I started focusing on bodies and the figure they year before I started art college, I attended a PLC course after school where I became good friends with another guy attending and we started kind of competing in a way as to who could draw a face the best or get the proportions and perspective right. We spent a long time trying to perfect ‘the line’, this all continued into art college and I enjoyed painting the body so I kept doing it. I loosened up in my fourth year of college and became less interested in the perfect representation of the body and just started really enjoying painting the body in a much more abstracted way.
Whose work regarding the the physical human body do you admire and why?
The list is so long and it has really changed over time, Francis Bacon is definitely up there near the top but I actually used to really dislike his work until I started painting in a more abstracted way. Michael Armitage is a recent favourite, he’s got an amazing use of colour and his figures have a great presence. Other favourites are Anthony Cudahy, Colm Mac Athlaoich, Rhys Trussler and Olav Mathisen.
Describe the technique behind your work?
I always start with either an image I find interesting or I make a collage that I feel will translate well into painting. I move into drawing an outline of the figure out in paint and then I kind of fill in the blanks depending on the image.
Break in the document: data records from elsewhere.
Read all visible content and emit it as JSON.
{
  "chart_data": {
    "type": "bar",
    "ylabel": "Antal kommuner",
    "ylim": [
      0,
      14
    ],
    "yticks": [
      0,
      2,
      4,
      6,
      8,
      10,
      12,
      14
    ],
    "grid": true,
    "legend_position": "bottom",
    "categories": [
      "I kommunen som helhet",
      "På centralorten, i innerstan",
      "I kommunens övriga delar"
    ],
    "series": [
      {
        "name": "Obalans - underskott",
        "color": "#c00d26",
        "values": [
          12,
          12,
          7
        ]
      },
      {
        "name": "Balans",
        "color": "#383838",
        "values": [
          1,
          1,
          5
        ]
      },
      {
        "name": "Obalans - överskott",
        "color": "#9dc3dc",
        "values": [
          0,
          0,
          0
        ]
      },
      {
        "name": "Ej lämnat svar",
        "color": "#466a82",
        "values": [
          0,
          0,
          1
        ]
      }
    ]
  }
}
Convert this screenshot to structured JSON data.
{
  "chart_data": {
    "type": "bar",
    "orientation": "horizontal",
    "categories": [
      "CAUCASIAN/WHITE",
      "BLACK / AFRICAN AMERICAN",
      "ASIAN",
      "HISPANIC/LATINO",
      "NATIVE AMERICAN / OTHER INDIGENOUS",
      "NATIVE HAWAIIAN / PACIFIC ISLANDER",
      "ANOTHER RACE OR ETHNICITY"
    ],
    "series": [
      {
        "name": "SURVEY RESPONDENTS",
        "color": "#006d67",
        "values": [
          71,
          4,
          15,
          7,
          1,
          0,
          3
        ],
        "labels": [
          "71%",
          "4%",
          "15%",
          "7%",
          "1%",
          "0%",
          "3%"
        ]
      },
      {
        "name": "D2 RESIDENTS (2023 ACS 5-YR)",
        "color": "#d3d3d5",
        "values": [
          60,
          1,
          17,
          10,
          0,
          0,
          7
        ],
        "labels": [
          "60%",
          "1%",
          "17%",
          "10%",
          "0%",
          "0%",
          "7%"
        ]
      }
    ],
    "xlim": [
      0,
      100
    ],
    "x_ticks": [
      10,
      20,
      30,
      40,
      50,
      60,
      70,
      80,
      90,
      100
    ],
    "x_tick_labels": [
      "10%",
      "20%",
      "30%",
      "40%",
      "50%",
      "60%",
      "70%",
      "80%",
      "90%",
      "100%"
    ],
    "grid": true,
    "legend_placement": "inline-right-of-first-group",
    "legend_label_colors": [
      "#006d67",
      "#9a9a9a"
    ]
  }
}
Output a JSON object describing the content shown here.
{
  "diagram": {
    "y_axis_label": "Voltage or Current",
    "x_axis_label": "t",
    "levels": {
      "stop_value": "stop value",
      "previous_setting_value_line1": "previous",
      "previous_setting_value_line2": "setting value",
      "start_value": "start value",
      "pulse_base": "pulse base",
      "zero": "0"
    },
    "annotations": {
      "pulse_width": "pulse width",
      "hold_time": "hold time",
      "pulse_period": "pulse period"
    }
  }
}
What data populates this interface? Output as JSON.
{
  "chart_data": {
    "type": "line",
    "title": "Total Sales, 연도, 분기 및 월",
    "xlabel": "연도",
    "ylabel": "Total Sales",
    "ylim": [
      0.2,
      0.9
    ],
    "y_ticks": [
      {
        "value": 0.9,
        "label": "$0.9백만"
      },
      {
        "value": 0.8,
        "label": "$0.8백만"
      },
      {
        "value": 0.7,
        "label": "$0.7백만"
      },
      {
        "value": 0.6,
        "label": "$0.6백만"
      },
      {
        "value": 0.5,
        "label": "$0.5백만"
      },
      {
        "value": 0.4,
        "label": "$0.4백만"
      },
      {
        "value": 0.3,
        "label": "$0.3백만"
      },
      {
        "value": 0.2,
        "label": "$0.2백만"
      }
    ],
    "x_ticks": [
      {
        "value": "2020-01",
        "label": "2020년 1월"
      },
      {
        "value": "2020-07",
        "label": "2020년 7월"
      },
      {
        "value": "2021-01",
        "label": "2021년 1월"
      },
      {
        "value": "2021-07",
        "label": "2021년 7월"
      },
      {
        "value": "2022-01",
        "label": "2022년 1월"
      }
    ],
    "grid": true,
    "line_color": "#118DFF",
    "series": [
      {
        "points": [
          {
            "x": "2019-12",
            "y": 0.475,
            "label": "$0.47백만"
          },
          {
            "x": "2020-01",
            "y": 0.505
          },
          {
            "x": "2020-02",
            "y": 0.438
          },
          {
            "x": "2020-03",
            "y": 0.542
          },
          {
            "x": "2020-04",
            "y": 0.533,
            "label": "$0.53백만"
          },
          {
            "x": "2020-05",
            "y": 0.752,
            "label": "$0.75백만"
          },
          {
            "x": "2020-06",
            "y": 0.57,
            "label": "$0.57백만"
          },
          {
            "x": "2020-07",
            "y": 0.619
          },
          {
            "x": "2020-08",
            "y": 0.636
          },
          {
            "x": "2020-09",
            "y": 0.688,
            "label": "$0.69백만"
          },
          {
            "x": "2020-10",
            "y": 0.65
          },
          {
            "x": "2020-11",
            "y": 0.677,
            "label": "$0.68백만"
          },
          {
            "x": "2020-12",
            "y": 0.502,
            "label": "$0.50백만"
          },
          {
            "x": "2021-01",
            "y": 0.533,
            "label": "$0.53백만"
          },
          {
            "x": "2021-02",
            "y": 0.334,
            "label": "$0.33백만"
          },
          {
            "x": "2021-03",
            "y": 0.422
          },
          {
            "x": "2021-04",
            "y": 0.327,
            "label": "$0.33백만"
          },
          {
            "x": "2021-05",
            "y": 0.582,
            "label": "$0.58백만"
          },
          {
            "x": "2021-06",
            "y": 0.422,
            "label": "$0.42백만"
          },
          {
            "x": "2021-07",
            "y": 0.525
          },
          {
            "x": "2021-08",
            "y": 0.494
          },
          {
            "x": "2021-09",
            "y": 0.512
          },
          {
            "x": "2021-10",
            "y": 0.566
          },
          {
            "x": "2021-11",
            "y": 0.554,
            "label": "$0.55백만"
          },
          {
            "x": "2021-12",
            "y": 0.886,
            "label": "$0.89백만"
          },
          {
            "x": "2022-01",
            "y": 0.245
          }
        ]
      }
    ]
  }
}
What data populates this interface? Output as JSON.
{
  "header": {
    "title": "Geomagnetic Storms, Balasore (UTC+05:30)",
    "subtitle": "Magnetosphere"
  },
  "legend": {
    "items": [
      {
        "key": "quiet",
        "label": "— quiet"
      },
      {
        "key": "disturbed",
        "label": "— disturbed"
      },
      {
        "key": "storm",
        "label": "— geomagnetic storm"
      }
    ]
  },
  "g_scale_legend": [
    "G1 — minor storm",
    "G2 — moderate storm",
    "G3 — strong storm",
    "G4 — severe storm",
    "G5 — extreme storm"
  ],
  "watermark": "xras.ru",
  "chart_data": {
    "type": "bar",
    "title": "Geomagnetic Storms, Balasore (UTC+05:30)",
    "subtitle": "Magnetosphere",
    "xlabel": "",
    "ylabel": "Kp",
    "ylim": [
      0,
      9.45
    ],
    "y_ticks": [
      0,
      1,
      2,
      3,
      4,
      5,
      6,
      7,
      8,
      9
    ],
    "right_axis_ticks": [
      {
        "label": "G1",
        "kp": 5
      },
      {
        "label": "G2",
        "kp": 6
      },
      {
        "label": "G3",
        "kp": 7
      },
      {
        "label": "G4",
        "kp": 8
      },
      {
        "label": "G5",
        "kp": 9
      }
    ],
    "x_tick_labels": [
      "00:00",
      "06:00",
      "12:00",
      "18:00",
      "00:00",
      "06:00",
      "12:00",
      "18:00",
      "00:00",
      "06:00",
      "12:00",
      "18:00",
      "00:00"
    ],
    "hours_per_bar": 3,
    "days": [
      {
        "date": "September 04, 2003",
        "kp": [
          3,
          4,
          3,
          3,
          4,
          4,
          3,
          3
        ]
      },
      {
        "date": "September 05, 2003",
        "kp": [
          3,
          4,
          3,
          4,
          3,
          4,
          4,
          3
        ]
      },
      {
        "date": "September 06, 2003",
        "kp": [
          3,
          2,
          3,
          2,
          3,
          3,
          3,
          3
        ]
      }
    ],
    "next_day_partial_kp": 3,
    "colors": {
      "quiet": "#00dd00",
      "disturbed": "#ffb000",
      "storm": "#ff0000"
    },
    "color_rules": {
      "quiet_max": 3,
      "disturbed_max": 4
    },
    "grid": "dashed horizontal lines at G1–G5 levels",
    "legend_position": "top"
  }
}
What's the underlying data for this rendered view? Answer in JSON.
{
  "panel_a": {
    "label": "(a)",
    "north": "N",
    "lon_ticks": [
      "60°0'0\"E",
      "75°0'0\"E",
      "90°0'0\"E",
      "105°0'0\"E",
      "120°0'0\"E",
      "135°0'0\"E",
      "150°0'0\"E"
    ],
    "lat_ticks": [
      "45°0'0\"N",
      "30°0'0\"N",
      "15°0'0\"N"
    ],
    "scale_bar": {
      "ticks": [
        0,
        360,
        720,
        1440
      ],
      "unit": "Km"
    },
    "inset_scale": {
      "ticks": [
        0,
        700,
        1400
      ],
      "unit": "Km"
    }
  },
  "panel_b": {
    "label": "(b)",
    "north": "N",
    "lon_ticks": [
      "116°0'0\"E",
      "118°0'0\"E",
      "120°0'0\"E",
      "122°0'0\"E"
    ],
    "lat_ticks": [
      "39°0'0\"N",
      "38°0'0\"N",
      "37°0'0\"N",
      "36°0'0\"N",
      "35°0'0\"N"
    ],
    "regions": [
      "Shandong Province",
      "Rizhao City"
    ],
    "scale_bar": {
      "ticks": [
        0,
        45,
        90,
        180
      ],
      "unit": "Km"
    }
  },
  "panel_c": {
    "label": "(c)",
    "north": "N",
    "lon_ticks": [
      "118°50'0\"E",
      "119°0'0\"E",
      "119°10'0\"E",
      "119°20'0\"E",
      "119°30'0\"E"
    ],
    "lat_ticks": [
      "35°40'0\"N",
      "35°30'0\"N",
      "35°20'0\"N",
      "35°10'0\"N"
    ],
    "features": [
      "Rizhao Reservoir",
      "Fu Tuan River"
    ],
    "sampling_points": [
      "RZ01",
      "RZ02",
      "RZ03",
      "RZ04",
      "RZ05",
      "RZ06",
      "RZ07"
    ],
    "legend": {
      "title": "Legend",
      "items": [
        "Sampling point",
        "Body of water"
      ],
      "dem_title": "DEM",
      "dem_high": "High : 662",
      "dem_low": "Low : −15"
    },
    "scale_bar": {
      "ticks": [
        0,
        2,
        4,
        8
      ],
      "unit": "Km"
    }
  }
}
I don’t do any preparatory work beforehand bar a couple of two or three minute drawings just to get the composition right. I like to figure it all out on the canvas and just see how it goes.
Where do you find inspiration?
I tend to spend a lot of time on the internet so I come across lots of images daily, some of which get worked into paintings. During my final year in college I spent a long time looking at archive photos from the early 1900’s in Australia and I created my end of year show around them. Recently I’ve been playing around a lot with collages and interiors with little detail, I’m moving to Thailand for a few months this October which I’m sure will have an influence on my work.
The body a place of permanence or change?
The body is definitely a place of change for me, every moment it’s all constantly changing and moving. It makes the body hugely interesting.
If you could change one thing about how humans are constructed (if only to make your work easier) what would it be?
To make my work easier? I would add more sharp edges to the body, more places for light to catch.
With developments on virtual reality, body extensions and vat grown organs will the changing way we view our bodies affect your work?
I don’t think it will, I have more of an interest in primitive compositions and images, how the figure occupies a space with less emphasis on a narrative.
Header image Yellow Girl (detail)
Michael Eden is an artist and researcher working in London and the south east, his artistic practice is concentrated on painting and he divides his time between this and lecturing in art history and contextual studies.